Het zoemde op het NFF al rond deze week dat de brief eraan zat te komen. Zeker na een eerdere oproep op het LinkedIn-account van Johan Nijenhuis, waarin hij opriep „16 jaar mislukt kunstbeleid” te corrigeren. Het Filmfonds kwam daarom óók vandaag met een ‘fact check’ die aantoont dat in 2023 veertig procent (ruim 54 miljoen euro) van de subsidie naar ‘mainstream-films’ ging, méér dan naar filmhuisfilms: 27 procent (ruim 37 miljoen).
Wie gelijk heeft, lijkt af te hangen van wat je definieert als arthouse en publieksfilm, en wat je wel of niet rekent tot subsidie. De Tatta’senDe Tatta’s 2 worden in de brief als voorbeeld gebruikt als publieksfilms die géén subsidie kregen. Maar via het Film Production Incentive van het Filmfonds (waarmee films een deel van hun productiegeld achteraf vergoed krijgen) kregen die films in totaal ruim 500.000 euro.
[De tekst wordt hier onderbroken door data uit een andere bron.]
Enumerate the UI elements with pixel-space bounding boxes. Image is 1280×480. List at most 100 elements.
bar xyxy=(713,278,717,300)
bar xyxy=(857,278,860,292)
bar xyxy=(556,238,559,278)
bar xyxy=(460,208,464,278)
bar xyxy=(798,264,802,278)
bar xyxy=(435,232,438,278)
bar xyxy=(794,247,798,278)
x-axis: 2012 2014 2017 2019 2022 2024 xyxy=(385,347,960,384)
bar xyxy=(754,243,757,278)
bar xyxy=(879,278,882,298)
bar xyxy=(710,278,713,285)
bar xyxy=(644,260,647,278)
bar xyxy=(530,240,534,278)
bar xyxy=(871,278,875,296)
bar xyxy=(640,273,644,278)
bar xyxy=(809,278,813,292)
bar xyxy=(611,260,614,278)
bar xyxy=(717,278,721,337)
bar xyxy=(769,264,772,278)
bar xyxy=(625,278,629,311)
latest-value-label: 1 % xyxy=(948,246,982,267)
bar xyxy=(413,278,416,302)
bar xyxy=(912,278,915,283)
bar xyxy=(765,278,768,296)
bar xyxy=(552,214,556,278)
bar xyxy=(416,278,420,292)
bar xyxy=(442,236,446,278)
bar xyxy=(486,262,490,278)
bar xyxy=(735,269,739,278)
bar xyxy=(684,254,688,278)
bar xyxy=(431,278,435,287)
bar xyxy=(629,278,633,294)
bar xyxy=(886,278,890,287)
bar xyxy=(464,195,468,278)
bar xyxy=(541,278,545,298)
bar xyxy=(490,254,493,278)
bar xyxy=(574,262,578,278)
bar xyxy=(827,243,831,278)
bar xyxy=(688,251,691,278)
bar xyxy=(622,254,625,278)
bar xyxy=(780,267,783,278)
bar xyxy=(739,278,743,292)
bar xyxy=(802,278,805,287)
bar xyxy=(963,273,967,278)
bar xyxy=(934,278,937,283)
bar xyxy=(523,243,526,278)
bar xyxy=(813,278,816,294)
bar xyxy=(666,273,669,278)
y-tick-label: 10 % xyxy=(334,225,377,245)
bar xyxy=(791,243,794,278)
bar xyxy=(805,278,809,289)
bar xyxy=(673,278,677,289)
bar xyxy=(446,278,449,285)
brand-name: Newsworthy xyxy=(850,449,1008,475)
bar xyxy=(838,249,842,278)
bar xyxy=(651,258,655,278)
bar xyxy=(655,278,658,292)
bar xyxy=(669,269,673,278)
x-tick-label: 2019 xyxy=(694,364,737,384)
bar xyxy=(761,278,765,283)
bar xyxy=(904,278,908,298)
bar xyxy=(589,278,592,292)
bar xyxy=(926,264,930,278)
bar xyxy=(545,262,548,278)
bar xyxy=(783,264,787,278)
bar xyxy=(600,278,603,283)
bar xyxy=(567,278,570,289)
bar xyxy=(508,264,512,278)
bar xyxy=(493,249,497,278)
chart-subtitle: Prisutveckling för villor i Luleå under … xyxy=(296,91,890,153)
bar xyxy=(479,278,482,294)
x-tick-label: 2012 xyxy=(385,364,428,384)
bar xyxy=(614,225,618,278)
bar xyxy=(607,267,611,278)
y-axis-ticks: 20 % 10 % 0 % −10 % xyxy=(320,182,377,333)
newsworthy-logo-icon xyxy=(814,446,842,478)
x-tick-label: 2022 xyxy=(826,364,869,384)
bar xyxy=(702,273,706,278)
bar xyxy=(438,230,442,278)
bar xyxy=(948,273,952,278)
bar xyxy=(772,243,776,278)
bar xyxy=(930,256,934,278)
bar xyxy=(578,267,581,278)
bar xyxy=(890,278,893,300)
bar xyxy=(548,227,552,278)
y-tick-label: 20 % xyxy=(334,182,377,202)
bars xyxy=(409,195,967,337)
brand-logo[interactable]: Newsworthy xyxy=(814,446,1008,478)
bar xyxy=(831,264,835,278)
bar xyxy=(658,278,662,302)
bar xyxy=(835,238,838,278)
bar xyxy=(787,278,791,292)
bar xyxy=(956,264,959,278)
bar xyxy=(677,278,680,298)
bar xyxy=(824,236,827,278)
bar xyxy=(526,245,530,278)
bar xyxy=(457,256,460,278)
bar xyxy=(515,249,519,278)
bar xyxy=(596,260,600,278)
Nijenhuis’ oproep past bij een industrie die moeite heeft een goede balans te vinden tussen artistieke ambities en commercieel succes. Het NFF probeert ‘de publieksfilm’ extra aandacht te geven omdat die zelden tot nooit een Gouden Kalf wint – daarover stemmen de vakgenoten van de ‘Dutch Academy for film’. Daarom werd de Gouden Kalf van het Publiek in het leven geroepen; dit jaar won Bon Bini: Bangkok Nights, de vijfde film van Jandino Asporaats komediereeks over FC Kip-eigenaar Judeska. Er was voor het eerst ook een Gouden Kalf van het Publiek Documentaire. Die ging naar Human Forever, over de 24-jarige Teun Toebes die in een verpleeghuis woont met mensen met dementie.